Future Summer Olympics Sports: Lawnmower Demolition Derby

Senior Writer

Haha, 69.

Ah, journalism. People say it’s a dying industry, corrupted by political influence and ruined by sensationalism, but it’s still alive and well in places like Minneapolis. WCCO, the Minneapolis CBS affiliate, recently sent photojournalist Joe Mears to the Goodhue County Fair in Zumbrota, Minnesota – the Paris of Goodhue County, I’m told.

But Mears didn’t attend this long-running celebration of northern America’s finest foods and livestock just for poops and giggles. He attended it because for the first time in the 816 years* that this festival has been hosted, people competed in a lawnmower demolition derby, or as I will now and forever call it, America’s pastime.

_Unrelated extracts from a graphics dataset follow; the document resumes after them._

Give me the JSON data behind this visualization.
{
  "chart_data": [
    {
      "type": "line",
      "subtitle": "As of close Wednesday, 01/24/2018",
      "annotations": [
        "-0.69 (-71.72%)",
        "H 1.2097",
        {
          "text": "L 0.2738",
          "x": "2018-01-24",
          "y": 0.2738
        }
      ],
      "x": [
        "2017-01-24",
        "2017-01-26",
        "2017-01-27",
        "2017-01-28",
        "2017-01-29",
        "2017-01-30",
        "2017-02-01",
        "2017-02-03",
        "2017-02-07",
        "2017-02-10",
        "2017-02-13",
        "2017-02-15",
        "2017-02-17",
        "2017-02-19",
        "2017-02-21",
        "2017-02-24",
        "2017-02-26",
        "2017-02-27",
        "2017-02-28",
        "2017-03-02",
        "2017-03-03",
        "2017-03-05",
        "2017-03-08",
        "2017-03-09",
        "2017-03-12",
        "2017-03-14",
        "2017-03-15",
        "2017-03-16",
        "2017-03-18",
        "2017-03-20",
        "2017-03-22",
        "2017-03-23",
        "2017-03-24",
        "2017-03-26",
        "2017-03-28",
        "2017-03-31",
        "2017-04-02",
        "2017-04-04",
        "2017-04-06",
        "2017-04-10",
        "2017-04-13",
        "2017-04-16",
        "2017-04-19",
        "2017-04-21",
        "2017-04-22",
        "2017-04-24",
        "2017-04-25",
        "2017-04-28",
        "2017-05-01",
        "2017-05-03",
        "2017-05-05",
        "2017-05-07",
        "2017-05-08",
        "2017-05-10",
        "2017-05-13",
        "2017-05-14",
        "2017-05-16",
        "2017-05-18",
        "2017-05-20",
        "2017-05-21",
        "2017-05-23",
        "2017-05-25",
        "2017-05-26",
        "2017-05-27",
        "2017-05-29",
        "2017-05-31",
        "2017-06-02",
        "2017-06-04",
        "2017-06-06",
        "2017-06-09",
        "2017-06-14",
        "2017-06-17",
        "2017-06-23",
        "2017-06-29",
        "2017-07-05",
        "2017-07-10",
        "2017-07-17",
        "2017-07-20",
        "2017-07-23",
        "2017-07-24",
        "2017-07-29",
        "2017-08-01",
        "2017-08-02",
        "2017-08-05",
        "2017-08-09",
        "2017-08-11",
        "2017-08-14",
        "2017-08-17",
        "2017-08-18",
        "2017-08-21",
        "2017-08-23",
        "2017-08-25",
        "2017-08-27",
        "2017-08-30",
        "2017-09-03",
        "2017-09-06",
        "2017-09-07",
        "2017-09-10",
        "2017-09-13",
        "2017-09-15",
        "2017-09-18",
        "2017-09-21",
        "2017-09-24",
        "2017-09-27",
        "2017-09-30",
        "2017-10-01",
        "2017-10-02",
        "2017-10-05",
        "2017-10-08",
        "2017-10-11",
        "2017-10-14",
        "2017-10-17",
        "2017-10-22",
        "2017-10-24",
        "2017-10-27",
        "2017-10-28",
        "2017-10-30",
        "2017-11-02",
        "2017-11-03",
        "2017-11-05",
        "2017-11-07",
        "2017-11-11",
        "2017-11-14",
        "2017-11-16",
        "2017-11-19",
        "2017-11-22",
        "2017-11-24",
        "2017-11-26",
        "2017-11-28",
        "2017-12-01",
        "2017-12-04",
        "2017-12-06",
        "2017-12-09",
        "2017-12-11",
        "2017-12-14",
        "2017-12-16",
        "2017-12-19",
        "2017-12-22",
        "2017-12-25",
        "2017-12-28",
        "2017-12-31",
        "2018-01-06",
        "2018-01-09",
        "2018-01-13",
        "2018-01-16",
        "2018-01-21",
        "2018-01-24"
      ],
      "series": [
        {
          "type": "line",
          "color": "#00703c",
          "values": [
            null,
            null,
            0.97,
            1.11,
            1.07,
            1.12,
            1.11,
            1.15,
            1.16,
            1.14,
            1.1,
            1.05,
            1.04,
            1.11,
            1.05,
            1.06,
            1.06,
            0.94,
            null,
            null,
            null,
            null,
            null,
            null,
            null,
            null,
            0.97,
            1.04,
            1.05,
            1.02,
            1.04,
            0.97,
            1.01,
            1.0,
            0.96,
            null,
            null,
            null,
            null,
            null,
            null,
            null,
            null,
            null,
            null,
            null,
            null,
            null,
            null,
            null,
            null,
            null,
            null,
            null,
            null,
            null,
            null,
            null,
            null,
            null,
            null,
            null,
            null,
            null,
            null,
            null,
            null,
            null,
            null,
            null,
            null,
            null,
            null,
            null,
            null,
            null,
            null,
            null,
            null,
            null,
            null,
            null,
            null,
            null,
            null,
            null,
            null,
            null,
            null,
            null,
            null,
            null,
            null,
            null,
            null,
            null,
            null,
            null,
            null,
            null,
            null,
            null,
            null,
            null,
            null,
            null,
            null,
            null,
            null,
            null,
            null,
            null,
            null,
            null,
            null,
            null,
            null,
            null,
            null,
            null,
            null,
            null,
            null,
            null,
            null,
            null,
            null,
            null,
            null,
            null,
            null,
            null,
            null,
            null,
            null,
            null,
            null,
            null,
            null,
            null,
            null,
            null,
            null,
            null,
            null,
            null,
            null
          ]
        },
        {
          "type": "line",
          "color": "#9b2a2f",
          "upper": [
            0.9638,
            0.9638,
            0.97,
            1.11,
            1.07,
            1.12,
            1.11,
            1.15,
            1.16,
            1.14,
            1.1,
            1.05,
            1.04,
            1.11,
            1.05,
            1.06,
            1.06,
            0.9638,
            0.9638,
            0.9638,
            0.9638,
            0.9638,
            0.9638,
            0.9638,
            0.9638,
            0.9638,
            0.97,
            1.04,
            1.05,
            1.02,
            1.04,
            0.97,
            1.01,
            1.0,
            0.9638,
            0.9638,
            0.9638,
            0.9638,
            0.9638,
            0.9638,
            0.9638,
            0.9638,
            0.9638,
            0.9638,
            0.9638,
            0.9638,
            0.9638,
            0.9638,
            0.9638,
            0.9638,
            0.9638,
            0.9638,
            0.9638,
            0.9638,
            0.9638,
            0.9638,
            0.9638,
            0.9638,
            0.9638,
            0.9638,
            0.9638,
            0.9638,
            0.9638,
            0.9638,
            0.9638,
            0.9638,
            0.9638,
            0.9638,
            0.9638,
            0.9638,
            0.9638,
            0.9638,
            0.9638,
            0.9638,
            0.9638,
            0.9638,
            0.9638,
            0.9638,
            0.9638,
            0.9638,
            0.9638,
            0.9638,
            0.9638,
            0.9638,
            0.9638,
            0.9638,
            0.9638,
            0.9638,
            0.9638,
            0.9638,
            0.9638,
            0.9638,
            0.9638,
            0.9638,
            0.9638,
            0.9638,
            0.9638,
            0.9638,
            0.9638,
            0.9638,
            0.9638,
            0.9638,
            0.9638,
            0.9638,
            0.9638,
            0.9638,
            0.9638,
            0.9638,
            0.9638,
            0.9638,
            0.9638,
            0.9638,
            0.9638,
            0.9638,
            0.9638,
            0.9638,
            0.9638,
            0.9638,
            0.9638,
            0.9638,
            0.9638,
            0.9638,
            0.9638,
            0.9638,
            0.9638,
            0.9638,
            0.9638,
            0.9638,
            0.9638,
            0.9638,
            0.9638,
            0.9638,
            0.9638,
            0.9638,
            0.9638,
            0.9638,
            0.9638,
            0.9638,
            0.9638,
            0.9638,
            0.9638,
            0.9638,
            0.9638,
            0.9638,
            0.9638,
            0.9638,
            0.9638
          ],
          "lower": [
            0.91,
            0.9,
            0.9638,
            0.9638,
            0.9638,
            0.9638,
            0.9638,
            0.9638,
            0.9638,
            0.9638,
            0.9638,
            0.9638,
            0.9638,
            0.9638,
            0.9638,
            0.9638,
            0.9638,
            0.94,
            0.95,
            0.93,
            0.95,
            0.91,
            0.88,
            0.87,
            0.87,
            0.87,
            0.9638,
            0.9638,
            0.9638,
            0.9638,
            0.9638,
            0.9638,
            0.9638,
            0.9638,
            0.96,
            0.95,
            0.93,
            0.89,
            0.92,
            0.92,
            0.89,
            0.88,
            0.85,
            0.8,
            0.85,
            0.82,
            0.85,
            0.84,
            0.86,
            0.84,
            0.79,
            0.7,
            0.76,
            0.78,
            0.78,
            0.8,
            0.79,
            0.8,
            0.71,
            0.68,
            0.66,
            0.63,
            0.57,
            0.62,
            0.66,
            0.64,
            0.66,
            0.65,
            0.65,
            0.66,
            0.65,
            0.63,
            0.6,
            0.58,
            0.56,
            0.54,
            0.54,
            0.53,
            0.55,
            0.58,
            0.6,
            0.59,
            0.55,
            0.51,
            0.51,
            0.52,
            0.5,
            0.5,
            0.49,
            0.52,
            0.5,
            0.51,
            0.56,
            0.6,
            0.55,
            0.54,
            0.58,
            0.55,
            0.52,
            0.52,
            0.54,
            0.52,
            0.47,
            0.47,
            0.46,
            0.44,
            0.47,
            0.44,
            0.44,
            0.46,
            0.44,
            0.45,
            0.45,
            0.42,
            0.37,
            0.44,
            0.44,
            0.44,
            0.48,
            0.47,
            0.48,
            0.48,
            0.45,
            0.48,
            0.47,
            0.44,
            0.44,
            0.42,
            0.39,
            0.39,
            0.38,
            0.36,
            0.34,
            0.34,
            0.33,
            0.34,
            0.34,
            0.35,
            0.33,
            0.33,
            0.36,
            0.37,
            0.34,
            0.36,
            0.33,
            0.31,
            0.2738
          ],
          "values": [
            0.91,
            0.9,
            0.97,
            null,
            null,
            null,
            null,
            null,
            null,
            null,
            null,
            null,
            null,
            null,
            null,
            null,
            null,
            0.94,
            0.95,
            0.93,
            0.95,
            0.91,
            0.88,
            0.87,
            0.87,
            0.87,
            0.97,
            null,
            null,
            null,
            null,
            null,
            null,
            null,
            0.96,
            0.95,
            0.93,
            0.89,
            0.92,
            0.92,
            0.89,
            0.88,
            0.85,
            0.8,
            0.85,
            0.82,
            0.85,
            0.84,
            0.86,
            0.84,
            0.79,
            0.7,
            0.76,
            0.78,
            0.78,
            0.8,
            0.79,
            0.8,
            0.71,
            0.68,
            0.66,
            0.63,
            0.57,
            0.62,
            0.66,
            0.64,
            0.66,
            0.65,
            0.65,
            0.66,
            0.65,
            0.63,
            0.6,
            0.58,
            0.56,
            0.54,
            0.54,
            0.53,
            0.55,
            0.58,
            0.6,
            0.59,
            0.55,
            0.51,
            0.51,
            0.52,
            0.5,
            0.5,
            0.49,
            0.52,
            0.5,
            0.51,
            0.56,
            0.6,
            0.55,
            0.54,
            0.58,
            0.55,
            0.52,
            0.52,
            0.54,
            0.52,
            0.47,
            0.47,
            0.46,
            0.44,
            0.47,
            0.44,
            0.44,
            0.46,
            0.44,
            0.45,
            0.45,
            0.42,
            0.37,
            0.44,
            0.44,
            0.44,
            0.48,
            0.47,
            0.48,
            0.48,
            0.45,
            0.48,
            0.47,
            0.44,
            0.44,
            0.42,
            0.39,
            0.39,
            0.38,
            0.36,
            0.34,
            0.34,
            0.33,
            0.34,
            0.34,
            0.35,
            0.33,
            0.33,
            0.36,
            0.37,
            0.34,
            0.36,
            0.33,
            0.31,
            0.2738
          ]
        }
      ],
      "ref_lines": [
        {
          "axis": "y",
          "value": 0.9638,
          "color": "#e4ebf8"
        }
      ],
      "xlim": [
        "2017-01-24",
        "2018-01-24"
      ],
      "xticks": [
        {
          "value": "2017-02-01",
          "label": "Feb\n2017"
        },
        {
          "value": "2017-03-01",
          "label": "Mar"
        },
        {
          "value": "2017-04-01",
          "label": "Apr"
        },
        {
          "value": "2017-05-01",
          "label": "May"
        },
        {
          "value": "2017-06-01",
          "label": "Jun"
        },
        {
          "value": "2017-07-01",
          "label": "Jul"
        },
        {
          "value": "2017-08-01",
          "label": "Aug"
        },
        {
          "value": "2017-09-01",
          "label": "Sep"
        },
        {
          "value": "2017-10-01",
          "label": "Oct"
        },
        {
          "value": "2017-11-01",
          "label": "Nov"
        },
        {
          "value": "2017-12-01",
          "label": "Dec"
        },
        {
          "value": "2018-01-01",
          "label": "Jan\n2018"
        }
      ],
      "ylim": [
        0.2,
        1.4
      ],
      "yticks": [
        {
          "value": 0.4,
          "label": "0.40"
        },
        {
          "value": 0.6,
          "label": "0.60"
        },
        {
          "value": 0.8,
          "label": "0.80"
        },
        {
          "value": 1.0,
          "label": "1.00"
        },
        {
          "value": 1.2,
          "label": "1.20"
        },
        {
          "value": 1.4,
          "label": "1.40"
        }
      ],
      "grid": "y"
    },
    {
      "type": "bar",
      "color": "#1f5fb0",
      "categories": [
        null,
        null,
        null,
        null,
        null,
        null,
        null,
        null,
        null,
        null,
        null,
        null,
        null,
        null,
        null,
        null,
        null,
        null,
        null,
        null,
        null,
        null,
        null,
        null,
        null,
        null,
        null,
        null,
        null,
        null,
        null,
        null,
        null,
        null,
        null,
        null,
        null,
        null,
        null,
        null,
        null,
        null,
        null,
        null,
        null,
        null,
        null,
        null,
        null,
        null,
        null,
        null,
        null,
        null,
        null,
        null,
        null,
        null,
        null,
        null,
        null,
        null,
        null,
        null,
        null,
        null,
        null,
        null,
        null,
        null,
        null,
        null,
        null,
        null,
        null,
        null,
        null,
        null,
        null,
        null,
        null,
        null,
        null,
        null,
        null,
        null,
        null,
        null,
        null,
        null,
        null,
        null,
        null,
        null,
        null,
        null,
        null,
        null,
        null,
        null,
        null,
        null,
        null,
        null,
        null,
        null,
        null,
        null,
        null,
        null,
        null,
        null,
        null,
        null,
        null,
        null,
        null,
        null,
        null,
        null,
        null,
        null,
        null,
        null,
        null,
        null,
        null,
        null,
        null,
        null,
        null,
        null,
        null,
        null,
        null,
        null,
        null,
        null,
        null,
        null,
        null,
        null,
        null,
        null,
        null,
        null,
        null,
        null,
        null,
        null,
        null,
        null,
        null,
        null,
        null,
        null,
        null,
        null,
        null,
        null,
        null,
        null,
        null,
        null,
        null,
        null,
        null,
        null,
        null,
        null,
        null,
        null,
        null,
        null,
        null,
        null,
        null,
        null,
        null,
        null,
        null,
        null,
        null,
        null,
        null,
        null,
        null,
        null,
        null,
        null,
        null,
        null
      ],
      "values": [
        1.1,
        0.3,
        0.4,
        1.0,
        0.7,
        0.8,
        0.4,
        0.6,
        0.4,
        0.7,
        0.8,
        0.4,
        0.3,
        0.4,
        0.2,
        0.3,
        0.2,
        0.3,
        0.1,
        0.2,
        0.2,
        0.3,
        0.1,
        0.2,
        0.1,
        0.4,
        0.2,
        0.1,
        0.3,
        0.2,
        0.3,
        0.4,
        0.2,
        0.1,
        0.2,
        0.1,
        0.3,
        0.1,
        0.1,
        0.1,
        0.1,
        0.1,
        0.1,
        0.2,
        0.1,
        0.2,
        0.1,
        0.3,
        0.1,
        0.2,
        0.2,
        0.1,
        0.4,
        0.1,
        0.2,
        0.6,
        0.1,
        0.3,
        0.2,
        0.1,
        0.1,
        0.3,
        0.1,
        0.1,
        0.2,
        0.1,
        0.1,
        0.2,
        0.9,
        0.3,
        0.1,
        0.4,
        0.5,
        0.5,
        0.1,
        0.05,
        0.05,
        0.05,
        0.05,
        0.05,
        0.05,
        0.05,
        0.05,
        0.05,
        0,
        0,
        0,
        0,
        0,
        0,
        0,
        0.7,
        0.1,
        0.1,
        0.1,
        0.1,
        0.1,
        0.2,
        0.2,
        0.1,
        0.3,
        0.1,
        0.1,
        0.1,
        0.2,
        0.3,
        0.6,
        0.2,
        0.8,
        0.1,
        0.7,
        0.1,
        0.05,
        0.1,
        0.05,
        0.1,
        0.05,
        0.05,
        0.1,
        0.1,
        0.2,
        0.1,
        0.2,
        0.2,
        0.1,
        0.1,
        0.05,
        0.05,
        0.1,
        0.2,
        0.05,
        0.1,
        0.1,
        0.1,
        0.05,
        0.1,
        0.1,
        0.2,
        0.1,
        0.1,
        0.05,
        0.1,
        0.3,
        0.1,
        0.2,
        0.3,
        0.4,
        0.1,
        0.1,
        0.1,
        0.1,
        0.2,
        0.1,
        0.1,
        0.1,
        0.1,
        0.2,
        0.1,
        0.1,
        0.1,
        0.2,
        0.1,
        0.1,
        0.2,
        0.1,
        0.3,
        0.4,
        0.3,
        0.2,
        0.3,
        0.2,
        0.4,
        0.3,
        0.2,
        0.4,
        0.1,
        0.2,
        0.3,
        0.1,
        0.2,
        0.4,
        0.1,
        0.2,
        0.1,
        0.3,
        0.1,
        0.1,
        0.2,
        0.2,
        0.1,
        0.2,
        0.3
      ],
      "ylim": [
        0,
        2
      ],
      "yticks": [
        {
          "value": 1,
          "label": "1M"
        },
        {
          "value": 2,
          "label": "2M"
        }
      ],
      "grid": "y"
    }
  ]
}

You can watch Mears’ report here, and after the jump, I’ve included a few videos of random lawnmower demolition derbies, because this really should be an Olympic sport. My only complaint is that they’re not actually mowing lawns. Alas, this is America’s ultimate problem. We have ideas and vision, but we lack the wherewithal to promote our ideas to better serve humanity. Don’t worry, we’ll get there.

It helps if you yell, “OOH!” and “AHHHH!” while watching these, because AMERICA.

The winner of this derby received $350, so you know it was serious…

And the gold medal winner will most likely come from Kentucky.

*Number made up because I’m too lazy to actually look it up. So, ballpark figure.